Consider the Heat equation and take the Dirichlet boundary condition :
$$v_t – kv_{xx} = =0 \ \ \ \ \ \ ( 0 < x < \infty, \ \ 0 < t < \infty) ,$$
$$ v(x,0) = \phi (x) \ \ \ \ \ \ for \ \ t = 0 $$
$$ v(0,t) = 0 \ \ \ \ \ \ for \ \ x = 0 $$
we convert this problem on Whole Line $\mathbb R$ by taking odd extension of $\phi$ and Solve by using this formulae
$$u_t = ku_{xx} \ \ \ \ \ \ (-\infty < x < \infty , 0 < t < \infty) \ \ \ \ \ \ \ \ (1)$$
$$u(x,0) = \phi_{odd}(x) $$
$u(x,t) = \frac{1}{\sqrt{4\pi kt}} \int_{-\infty}^{\infty}e^{-(x-y)^2/4kt} \phi_{odd}(y) dy $
Why have we taken odd extension of $\phi$ on dirichlet boundary condition
Please help me i am confusing about the extension of $\phi$ which depend on the boundary condition
Thank You
Best Answer
You've taken the odd extension so you can satisfy the boundary condition that $v(0,t)= 0$ for all $x$. You want to use some symmetry of the boundary condition, and the odd system is the obvious choice.
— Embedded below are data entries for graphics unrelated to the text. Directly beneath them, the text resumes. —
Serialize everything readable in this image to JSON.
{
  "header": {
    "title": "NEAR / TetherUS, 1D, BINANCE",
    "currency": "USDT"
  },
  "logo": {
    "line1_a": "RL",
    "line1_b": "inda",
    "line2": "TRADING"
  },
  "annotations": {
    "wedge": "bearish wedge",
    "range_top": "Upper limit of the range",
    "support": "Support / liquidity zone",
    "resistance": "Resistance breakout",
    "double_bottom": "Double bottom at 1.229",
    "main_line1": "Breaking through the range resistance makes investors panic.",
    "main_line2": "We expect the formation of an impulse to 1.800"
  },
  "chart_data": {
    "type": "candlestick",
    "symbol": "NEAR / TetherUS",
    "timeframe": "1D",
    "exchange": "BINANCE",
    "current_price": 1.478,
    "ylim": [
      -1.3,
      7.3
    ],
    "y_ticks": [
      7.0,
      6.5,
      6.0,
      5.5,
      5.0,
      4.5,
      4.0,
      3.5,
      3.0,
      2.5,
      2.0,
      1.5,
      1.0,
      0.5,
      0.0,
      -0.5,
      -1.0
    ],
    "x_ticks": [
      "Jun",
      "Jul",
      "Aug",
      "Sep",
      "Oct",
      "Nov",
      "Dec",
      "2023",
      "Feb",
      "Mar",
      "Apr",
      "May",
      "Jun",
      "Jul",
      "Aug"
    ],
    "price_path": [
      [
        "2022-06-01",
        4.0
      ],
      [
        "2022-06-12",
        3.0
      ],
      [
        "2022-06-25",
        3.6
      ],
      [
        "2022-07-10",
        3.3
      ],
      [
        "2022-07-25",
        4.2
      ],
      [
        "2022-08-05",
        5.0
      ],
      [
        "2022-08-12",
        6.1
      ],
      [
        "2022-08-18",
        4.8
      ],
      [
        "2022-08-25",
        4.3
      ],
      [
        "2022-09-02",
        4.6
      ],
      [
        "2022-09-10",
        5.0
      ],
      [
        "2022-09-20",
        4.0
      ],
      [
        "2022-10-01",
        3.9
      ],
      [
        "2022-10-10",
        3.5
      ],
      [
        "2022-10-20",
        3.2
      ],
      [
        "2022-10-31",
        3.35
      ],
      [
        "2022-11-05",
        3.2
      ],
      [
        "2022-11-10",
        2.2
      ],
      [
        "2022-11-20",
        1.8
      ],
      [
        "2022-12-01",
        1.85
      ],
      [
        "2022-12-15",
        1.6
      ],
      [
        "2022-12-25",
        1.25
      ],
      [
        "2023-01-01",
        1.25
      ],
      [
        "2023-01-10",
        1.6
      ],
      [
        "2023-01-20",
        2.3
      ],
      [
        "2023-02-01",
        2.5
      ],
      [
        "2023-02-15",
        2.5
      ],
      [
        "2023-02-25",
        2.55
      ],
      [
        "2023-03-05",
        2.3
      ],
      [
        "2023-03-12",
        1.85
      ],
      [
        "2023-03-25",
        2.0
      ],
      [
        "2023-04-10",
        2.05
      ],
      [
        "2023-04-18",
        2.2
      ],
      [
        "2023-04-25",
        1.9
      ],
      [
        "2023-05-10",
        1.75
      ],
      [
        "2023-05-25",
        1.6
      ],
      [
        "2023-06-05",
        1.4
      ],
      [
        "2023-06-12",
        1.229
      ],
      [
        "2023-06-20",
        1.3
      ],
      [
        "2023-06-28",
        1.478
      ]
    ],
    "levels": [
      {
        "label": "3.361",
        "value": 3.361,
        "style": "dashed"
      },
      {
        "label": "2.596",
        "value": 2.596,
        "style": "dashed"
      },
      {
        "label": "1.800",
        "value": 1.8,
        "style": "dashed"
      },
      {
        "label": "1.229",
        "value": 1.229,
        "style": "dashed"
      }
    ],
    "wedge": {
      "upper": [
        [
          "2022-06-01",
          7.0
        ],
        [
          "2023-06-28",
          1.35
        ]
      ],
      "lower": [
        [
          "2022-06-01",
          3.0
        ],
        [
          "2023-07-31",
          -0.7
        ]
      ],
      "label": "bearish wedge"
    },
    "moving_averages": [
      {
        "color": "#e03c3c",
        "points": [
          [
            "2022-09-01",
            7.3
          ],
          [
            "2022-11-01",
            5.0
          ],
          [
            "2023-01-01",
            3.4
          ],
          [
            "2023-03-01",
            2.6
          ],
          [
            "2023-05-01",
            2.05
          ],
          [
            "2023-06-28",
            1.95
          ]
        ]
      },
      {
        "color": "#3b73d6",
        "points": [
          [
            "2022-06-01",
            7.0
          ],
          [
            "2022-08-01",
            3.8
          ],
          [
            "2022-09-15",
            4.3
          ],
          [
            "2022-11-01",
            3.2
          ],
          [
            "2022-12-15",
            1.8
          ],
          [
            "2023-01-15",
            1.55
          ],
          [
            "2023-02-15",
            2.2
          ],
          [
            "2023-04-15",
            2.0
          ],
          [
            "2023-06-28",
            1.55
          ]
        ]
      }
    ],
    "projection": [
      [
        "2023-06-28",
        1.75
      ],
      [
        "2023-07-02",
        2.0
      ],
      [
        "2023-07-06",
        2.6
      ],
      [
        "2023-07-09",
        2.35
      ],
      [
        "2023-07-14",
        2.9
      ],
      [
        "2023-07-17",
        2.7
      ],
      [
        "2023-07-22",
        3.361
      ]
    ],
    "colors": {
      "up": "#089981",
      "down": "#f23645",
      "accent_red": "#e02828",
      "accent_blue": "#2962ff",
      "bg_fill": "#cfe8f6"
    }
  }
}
Then after you've extend to the real line, you can use the Green's Solution: ( I've stolen this code from an old assignment, so hopefully the notation difference isn't confusing)
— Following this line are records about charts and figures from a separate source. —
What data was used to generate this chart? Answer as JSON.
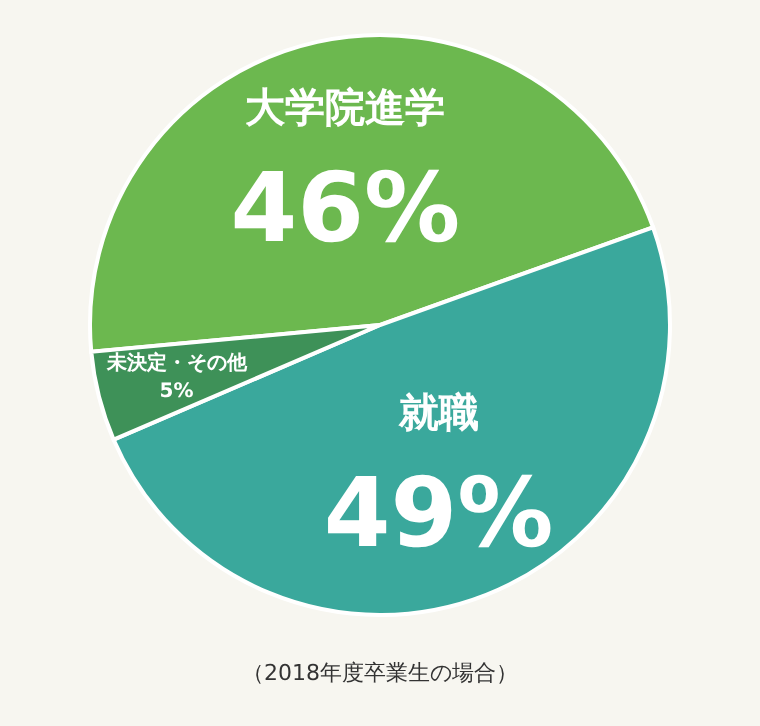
{
  "chart_data": {
    "type": "pie",
    "categories": [
      "大学院進学",
      "就職",
      "未決定・その他"
    ],
    "values": [
      46,
      49,
      5
    ],
    "colors": [
      "#6cb84f",
      "#3aa89c",
      "#3e9158"
    ],
    "value_labels": [
      "46%",
      "49%",
      "5%"
    ],
    "annotations": [
      "（2018年度卒業生の場合）"
    ]
  }
}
\begin{align*} u(x,t) =& \int_{\mathbb{R}} \Phi (x-y,t) g_{odd}(y) dy \\ =& \frac{1}{\sqrt{4 \pi t}} \left ( \int^{\infty}_0 e^{\frac{-(x-y)^2}{4Dt} } g(y)dy -\int_{-\infty}^0 e^{\frac{-(x-y)^2}{4Dt} } g(-y) dy \right) \\ = & \frac{1}{\sqrt{4 \pi t}} \left ( \int^{\infty}_0 e^{\frac{-(x-y)^2}{4Dt} } g(y)dy -\int^{\infty}_0 e^{\frac{-(x+y)^2}{4Dt} } g(y) dy \right) \quad \text{ letting $y \to -y$} \\ = & \frac{1}{\sqrt{4 \pi t}} \int^{\infty}_0 \left (e^{\frac{-(x-y)^2}{4Dt} } - e^{\frac{-(x+y)^2}{4Dt} } \right) g(y)dy \\ \end{align*}